Всем известны также негодующие «антинародные» реплики Ронсара… Но в то время как «народ» народников заслуживал только такого отношения, другой народ, народ Аполлона Григорьева, «почвенника», столь ненавидимый «светлыми личностями», подлинный народ, в качестве «старого знакомого» вошел в произведения русской литературы, вошел в души славянофилов и самого Аполлона Григорьева, пожалуй, самого талантливого и блестящего представителя славянофильства, – во всяком случае в области философии искусства.
Все миросозерцание Аполлона Григорьева есть своеобразная и в высшей степени доброкачественная «панэстетика» или, если угодно, « панэстетизм », отчасти то, что можно назвать «панэстетическим панэпикуреизмом» в связи со своеобразным культом наслаждения, «гедонизмом». Поэтому его самого можно наименовать «мучеником красоты и наслаждения», приняв во внимание, что этой редчайшей породы люди, как правило, глубоко несчастны, так как они – натуры утонченно-благородного склада.

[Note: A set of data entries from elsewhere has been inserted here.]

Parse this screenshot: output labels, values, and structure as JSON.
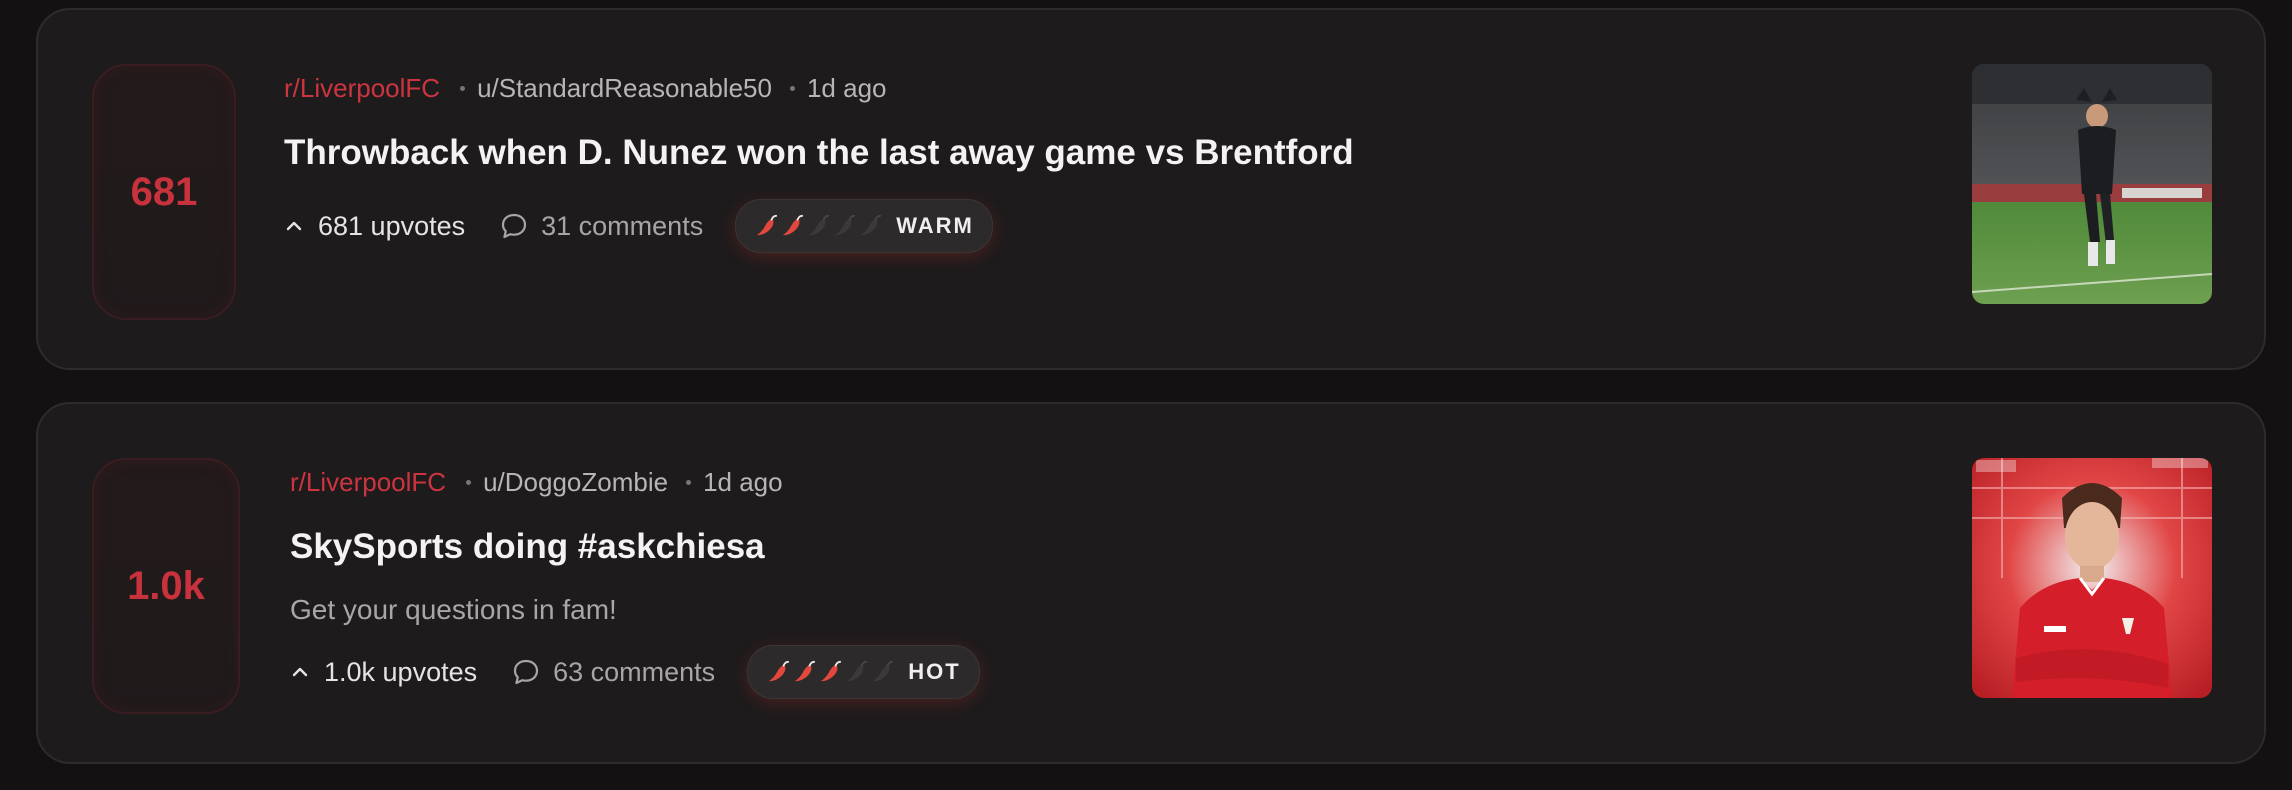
{
  "posts": [
    {
      "score": "681",
      "subreddit": "r/LiverpoolFC",
      "author": "u/StandardReasonable50",
      "age": "1d ago",
      "title": "Throwback when D. Nunez won the last away game vs Brentford",
      "body": "",
      "upvotes": "681 upvotes",
      "comments": "31 comments",
      "heat_label": "WARM",
      "heat_level": 2,
      "heat_max": 5,
      "thumbnail": "player-celebration-photo"
    },
    {
      "score": "1.0k",
      "subreddit": "r/LiverpoolFC",
      "author": "u/DoggoZombie",
      "age": "1d ago",
      "title": "SkySports doing #askchiesa",
      "body": "Get your questions in fam!",
      "upvotes": "1.0k upvotes",
      "comments": "63 comments",
      "heat_label": "HOT",
      "heat_level": 3,
      "heat_max": 5,
      "thumbnail": "player-portrait-photo"
    }
  ],
  "colors": {
    "accent": "#cc3440",
    "card": "#1e1b1c",
    "background": "#141112"
  }
}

Аполлон Григорьев – вопреки своему имени – натура скорее дионисического склада, в нем много от будущего Мити Карамазова Достоевского, от невинно страждущего русского Диониса. Отличает его от Мити Карамазова громадная эрудиция и подлинный философско-мыслительский, метафизический дар. Но этот дар, как и дар артистический, которым он был в изобилии наделен, так же как и его музыкальность, только увеличили его страдальческую, страстотерпческую чувствительность. Он мог вместе с Алексеем Констант. Толстым («старшим») сказать:
С моей души совлечены покровы,
Живая ткань ее обнажена,
И каждое к ней жизни прикасанье
Есть злая боль и жгучее терзанье.
Своеобразный синтез тонкого, проницательного мыслительски-философского дара с утонченным и глубоким артистизмом сделал Аполлона Григорьева основателем особой эстетической теории познания на русской почве, в известном смысле «русским Шопенгауэром (вместе с Фетом).
Таким в глубине души был и Лев Толстой – тоже один из ярчайших отблесков «русского дионисизма», как нам уже пришлось говорить. Быть может, это и делало Л. Толстого столь чувствительным к своеобразному «уму» Аполлона Григорьева, уму, мыслящему в категориях красоты и упоения жизнью. Любопытно, что один из характернейших в этом смысле философов древности – Гегезий, последователь Аристиппа Киренейского, основателя философии наслаждения, исходя из своеобразного сократизма с железной последовательностью превратился в мрачного пессимиста с господством культа самоубийства. Но, как известно, главным искушением Льва Толстого в течение всей его жизни был страх смерти и на почве этого страха парадоксально возникавшие искушения, соблазны самоубийства и убийства (ср. его изумительную по силе эротического трагизма повесть «Диавол»), К этому направлению мысли надо отнести и Константина Леонтьева, можно сказать, двойника Аполлона Григорьева, хотя в области культа наслаждения более удачливого, чем он, несмотря на то, что оба были очень хороши собой. Видно, для удачи в этой области мало быть красивым, молодым и одаренным – надо еще и родиться под соответствующей «звездой» – в данном случае «под Венерой»… Аполлон Григорьев родился плохо, и можно сказать, что его дар и его красота равны его неудачничеству. Какая бесконечно печальная судьба и какая прекрасная судьба, вполне заслужившая афоризма Ницше: «Ты не мог победить своей судьбы – полюби же ее – тебе не остается иного выбора». Это – amor fati… Дошел ли в своем «невезении» Аполлон Григорьев до этого? Кажется, не дошел – иначе зачем же было бы ему топить свое горе в потоках алкоголя?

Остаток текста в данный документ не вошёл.